Desafio dos Sertões 2017 -

Piçarrrão – Sento Sé - 08 de setembro de 2017

A edição anterior do Desafio dos Sertões foi em 2015. Nela, corri com Vand, meu parceiro desta e de outras vidas. Naquela prova, fomos vencidos pela Caatinga. O calor e o fim da nossa água fizeram com que desistíssemos de alguns PCs. A prova foi duríssima, mas a experiência inesquecível! A sofrência está relatada neste blog: Desafio dos Sertões 2015

Terminei aquela prova decidida a acertar as contas com o Sertão. Prometi voltar e superar meus reais limites. Promessa feita, promessa cumprida. 2017 e cá estamos nós enfrentando a Caatinga novamente.

Este ano, corri com Luciana Kroger, recém chegada às corridas de Aventura, com enorme potencial de se tornar uma atleta bem completa. Corremos a categoria de 60 km como “Penélopes do Agreste” – parte feminina da equipe dos Aventureiros.

Esta é nossa segunda competição juntas. Nossa outra experiência foi na Peleja, prova realizada em Cachoeira, interior da Bahia, em abril.

Nossos atletas da elite dos Aventureiros do Agreste correram em duas equipes, ambas na prova longa, (de 130 km): Lulu e Vitor como dupla mista e Vand, Gabi, Mauro e Scavuzzi no quarteto. 

Além de pessoas maravilhosas, são lindos....

As fotos da concentração antes da largada mostram o clima de amizade e descontração, características desta equipe, uma das mais tradicionais da Corrida de Aventura. Campeã em simpatia, persistência e coragem. Essa turma aí não desiste nunca!
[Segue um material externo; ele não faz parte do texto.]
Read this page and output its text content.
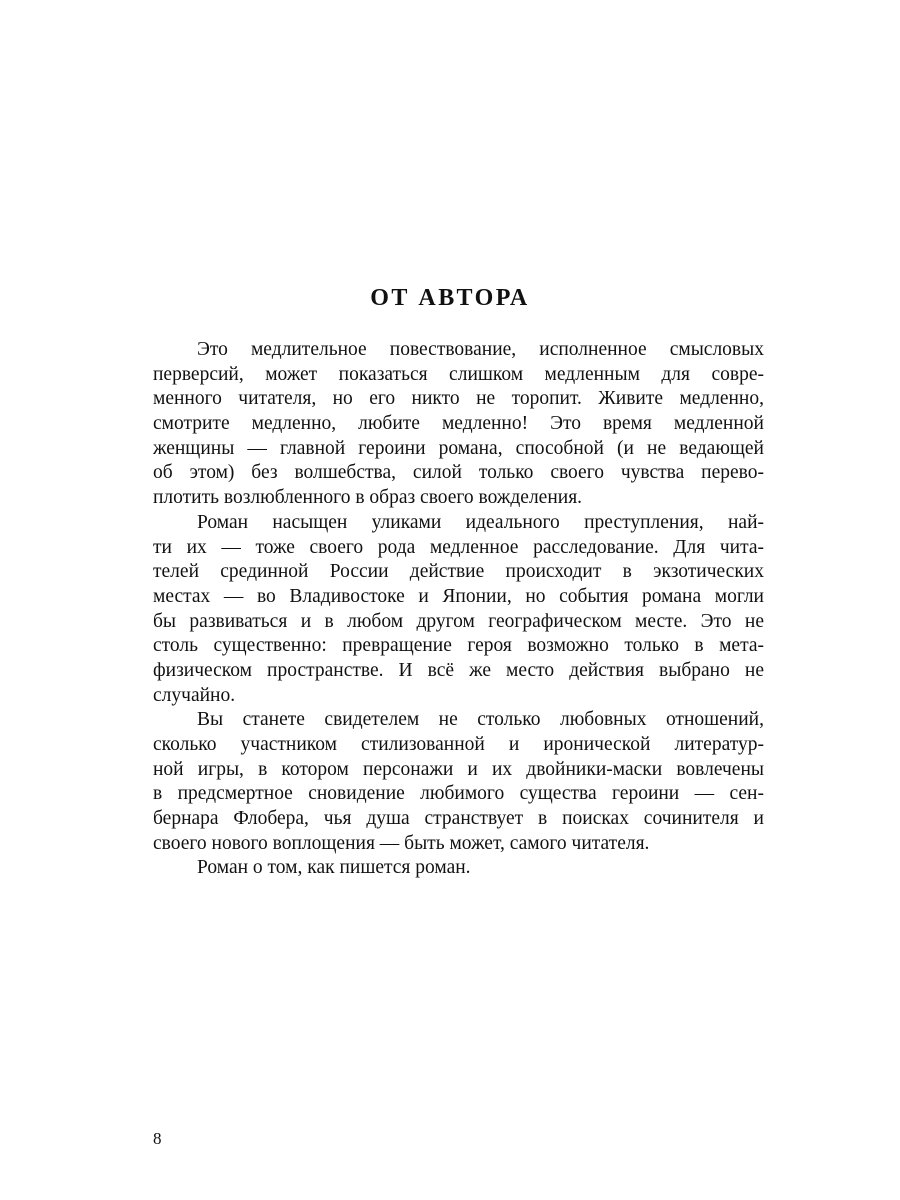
ОТ АВТОРА
Это медлительное повествование, исполненное смысловых
перверсий, может показаться слишком медленным для совре-
менного читателя, но его никто не торопит. Живите медленно,
смотрите медленно, любите медленно! Это время медленной
женщины — главной героини романа, способной (и не ведающей
об этом) без волшебства, силой только своего чувства перево-
плотить возлюбленного в образ своего вожделения.
Роман насыщен уликами идеального преступления, най-
ти их — тоже своего рода медленное расследование. Для чита-
телей срединной России действие происходит в экзотических
местах — во Владивостоке и Японии, но события романа могли
бы развиваться и в любом другом географическом месте. Это не
столь существенно: превращение героя возможно только в мета-
физическом пространстве. И всё же место действия выбрано не
случайно.
Вы станете свидетелем не столько любовных отношений,
сколько участником стилизованной и иронической литератур-
ной игры, в котором персонажи и их двойники-маски вовлечены
в предсмертное сновидение любимого существа героини — сен-
бернара Флобера, чья душа странствует в поисках сочинителя и
своего нового воплощения — быть может, самого читателя.
Роман о том, как пишется роман.
8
Desafio dos Sertões - A alma da Corrida de Aventura na Bahia

Foco, Força e Fé

A prova foi organizada por Walter Guerra e uma valorosa equipe. Eles pensaram em cada detalhe e o carinho dos organizadores podia ser visto e sentido por todos os lados. Desde o apoio pré-corrida ajudando a encontrar alojamento para todos, até o patrocínio da Gatorade que garantiu "suquinho de uva temperado" geladinho para todo mundo na largada e na chegada.

Antes do Briefing, no Posto Zé das Moças, assistimos a uma peça montada por um grupo de teatro local. Exaltando a Caatinga e as histórias do nordeste, a meninada deu um show de talento!
 Ao ver aqueles meninos dançando, declamando poesia e contando as lendas do nordeste, confesso que fiquei emocionada. As lágrimas correram soltas... e isso foi só o começo.

Quanto mais sou nordestino, mais tenho orgulho de ser  (Bráulio Bessa)
Sou o gibão do vaqueiro, sou cuscuz sou rapadura
Sou vida difícil e dura
Sou nordeste brasileiro
Sou cantador violeiro, sou alegria ao chover
Sou doutor sem saber ler, sou rico sem ser granfino
Quanto mais sou nordestino, mais tenho orgulho de ser
Da minha cabeça chata, do meu sotaque arrastado
Do nosso solo rachado, dessa gente maltratada
Quase sempre injustiçada, acostumada a sofrer
Mais mesmo nesse padecer eu sou feliz desde menino
Quanto mais sou nordestino, mais orgulho tenho de ser

Digo que nasci no Rio de Janeiro por um acidente geográfico. Sou nordestina por origens familiares e cultura. Minha mãe é cearense e meu pai, sergipano. Ela, nascida em Boa Viagem – interior do Ceará, perto de Quixeramobim. Ele, ribeirinho de Propriá do São Francisco. As histórias que eles me contavam e as referências que tenho de criação e costumes me trazem muito orgulho dessas origens. 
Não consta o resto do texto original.